Engage with your community
Changing the world doesn’t have to start with big steps; seismic shifts can sometimes begin in your own backyard.
- Get involved in climate-saving actions by adapting your own choices, big and small.
- Look into neighborhood organisations and groups that aim to make your neighbourhood more prepared and sustainable for the future – and get active.
- Co-ops, farmers’ markets, and other community-oriented organisations are perfect places to learn more. If your town has these, they may lead to resources including government involvement to advocate for clean water, local composting solutions, nonprofits, benefits, and even urban farms to volunteer on.
- If your area is particularly prone to a disease or illness from climate change, attend small-scale government meetings to push awareness of the issue. Small-scale actions can help build a movement: local meet-ups, organisations, and community events can all also address climate needs in your area.
- If you can’t find one – start one! Even a weekly or monthly meeting of like-minded activists can lay the groundwork for something truly beautiful.
- To prepare for unpredictable future weather, ask your apartment complex or landlord – or if you’re lucky enough to own a home, yourself – to invest in an off-grid solar system. By using renewables, you’re helping end participation in fossil fuels, but also taking a step towards keeping you safe in the event of climate disasters and major storms that may limit access to power when you need it most.
- These days, community is virtual, too. Staying engaged in online sources (like us!) and learning from each other is a powerful way to make a difference. Online forums and think-groups can help you find resilience and happiness in the face of climate change, and point you in the right direction for specific resources. By uplifting each other and bringing meaning into daily life, you can change the world through movements big and small.
Last but not least, take care of yourself. Find moments and ways to mitigate eco-anxiety by delighting in things that you know do you and the planet good: a stroll outside, or plant-based, sustainable, homemade treats.

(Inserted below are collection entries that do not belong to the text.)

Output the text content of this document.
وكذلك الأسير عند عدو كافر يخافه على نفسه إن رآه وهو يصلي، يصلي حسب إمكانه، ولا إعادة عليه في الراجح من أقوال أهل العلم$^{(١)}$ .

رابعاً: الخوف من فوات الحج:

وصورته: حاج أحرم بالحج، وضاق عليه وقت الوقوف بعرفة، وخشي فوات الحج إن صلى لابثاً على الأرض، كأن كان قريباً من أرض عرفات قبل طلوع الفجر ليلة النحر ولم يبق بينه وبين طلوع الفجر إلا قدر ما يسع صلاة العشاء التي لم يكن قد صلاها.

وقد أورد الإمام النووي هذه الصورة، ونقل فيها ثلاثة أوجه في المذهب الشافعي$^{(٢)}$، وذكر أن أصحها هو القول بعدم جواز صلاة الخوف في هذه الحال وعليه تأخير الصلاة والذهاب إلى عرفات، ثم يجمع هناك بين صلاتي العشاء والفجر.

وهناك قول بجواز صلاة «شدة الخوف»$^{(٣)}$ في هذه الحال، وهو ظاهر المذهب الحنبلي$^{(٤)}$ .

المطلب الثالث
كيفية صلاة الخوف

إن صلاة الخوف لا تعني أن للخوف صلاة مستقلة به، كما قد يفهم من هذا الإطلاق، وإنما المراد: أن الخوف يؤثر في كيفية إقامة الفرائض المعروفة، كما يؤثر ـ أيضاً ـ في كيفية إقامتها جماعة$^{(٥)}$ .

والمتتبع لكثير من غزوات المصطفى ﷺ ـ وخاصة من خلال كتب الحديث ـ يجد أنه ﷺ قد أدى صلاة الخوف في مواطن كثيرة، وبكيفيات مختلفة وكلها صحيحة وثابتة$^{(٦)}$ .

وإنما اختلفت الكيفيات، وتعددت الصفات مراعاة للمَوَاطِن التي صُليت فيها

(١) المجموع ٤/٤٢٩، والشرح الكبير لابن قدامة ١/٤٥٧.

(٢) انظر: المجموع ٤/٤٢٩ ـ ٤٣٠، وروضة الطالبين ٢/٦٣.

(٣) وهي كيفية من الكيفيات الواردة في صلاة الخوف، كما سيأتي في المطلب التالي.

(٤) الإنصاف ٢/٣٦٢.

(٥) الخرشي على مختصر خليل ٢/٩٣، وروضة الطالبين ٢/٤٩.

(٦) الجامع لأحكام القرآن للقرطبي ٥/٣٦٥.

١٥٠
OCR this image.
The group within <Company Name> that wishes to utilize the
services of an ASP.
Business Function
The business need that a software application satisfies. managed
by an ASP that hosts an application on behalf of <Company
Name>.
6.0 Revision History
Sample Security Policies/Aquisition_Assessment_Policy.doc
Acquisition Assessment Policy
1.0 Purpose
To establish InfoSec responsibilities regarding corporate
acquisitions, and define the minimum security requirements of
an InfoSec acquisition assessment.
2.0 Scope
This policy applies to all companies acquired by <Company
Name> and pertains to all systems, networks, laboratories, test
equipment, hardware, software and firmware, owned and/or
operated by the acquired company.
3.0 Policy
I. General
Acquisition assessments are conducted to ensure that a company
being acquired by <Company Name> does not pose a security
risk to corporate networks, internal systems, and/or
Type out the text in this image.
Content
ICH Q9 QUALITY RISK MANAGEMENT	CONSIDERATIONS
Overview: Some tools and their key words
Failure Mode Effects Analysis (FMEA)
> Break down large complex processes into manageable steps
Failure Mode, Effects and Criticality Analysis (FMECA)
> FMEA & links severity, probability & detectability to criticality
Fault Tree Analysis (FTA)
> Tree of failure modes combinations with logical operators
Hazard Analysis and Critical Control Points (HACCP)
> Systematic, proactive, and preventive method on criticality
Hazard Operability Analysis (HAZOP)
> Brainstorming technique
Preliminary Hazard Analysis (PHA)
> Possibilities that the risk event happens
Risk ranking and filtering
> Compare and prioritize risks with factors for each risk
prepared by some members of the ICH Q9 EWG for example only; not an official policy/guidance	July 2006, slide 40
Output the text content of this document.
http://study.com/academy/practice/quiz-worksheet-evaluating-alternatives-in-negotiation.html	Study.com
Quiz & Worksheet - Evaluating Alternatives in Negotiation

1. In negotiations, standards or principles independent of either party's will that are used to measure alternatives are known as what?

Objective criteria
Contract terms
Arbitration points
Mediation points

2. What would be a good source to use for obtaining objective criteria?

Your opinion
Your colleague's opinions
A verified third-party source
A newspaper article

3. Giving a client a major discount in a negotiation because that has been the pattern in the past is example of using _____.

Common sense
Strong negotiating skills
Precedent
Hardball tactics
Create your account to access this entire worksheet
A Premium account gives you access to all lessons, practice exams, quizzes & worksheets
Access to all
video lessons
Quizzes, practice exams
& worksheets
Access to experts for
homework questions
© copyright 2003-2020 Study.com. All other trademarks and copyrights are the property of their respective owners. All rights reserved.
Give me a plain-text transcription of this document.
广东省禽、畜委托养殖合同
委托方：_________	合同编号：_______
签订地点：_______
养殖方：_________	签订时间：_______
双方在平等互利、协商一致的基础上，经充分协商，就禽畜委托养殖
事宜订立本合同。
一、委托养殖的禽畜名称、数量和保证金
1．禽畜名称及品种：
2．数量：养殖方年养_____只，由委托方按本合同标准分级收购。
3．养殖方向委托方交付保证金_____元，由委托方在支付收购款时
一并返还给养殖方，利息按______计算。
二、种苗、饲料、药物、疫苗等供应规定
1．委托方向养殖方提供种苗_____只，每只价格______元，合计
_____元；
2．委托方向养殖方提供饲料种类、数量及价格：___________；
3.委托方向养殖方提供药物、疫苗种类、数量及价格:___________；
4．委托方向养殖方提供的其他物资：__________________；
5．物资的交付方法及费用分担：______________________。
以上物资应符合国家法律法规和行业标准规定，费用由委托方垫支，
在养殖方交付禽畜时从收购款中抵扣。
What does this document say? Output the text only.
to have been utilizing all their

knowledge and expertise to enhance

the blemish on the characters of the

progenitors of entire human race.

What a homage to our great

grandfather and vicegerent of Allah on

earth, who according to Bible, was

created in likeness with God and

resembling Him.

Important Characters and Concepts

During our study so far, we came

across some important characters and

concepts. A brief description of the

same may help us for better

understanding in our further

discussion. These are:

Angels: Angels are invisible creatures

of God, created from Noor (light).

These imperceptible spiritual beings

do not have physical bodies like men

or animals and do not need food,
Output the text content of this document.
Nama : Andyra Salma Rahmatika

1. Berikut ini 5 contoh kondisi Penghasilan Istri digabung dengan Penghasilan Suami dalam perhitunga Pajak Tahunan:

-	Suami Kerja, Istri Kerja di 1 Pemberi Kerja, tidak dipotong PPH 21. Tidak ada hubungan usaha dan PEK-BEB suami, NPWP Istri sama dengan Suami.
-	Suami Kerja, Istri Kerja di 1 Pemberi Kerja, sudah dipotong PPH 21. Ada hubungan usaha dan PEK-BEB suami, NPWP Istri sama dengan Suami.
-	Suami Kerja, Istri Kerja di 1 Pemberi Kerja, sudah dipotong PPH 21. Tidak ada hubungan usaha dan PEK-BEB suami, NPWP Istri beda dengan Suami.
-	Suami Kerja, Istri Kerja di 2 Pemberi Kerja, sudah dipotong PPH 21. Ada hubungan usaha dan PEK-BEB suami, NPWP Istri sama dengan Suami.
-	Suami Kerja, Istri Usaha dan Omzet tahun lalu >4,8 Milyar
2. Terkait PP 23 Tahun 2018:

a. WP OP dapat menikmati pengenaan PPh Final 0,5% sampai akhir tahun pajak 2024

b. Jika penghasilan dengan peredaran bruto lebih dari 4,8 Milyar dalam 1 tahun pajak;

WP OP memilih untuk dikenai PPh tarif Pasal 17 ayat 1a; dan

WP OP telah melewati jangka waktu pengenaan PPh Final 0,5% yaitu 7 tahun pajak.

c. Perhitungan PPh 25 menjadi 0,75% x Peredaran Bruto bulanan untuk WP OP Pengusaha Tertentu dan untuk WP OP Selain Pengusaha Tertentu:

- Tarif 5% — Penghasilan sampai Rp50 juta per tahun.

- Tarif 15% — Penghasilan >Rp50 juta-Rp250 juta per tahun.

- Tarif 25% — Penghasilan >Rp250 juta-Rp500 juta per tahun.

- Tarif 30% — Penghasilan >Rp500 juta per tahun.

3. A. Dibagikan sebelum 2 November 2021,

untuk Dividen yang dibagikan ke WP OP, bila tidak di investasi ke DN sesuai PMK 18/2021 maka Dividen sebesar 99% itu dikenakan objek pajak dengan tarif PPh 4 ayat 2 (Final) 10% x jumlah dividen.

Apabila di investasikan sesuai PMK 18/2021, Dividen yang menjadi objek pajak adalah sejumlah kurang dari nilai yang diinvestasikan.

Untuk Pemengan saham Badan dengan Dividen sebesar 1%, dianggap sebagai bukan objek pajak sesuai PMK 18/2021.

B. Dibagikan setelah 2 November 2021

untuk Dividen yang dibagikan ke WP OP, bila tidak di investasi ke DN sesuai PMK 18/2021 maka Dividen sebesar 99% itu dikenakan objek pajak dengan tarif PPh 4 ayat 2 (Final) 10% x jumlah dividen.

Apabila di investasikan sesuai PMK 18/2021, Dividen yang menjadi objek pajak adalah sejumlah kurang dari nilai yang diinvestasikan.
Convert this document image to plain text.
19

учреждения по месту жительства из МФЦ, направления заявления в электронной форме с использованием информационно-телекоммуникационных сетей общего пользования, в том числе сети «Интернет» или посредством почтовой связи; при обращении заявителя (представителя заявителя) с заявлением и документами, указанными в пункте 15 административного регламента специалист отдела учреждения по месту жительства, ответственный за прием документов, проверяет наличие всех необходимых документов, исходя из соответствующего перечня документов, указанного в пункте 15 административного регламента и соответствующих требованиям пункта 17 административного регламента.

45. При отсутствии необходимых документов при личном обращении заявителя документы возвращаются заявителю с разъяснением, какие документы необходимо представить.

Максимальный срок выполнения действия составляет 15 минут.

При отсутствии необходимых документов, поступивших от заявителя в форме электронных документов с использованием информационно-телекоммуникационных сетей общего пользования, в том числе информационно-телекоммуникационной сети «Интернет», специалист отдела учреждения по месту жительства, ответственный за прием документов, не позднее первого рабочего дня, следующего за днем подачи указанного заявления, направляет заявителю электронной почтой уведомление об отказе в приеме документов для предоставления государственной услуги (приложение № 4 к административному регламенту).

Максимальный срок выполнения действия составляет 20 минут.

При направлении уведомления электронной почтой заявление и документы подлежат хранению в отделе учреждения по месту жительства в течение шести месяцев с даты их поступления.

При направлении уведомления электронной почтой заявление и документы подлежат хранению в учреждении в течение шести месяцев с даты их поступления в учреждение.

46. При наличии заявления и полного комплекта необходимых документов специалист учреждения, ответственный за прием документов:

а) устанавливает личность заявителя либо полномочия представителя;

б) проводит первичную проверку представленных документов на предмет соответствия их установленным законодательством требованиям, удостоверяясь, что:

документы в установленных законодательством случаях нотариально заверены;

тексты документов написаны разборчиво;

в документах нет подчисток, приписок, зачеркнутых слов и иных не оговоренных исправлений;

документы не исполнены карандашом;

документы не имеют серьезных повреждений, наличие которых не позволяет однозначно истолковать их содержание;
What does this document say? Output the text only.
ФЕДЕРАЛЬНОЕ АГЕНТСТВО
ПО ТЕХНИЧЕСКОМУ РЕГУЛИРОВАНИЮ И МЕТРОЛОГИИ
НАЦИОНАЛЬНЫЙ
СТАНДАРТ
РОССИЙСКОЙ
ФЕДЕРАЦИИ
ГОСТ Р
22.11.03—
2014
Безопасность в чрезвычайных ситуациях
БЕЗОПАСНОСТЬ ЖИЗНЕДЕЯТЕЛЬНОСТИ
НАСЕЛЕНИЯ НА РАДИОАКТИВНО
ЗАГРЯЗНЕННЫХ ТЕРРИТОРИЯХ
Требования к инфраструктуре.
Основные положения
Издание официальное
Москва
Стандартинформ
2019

Personally, a good detox with a face mask and a sci-fi novel from the library help me to recharge, before heading back into the world to help meet our unpredictable future with grace. Doing whatever you need to find happiness in these precarious times is powerful and radical. Be gentle with yourself. Take your time. You’ll be glad you did.
Together we can take actions on all scales to revolutionise our world, mitigate climate change, and prepare our communities in order to build a resilient, tight-knit, and vibrant future together.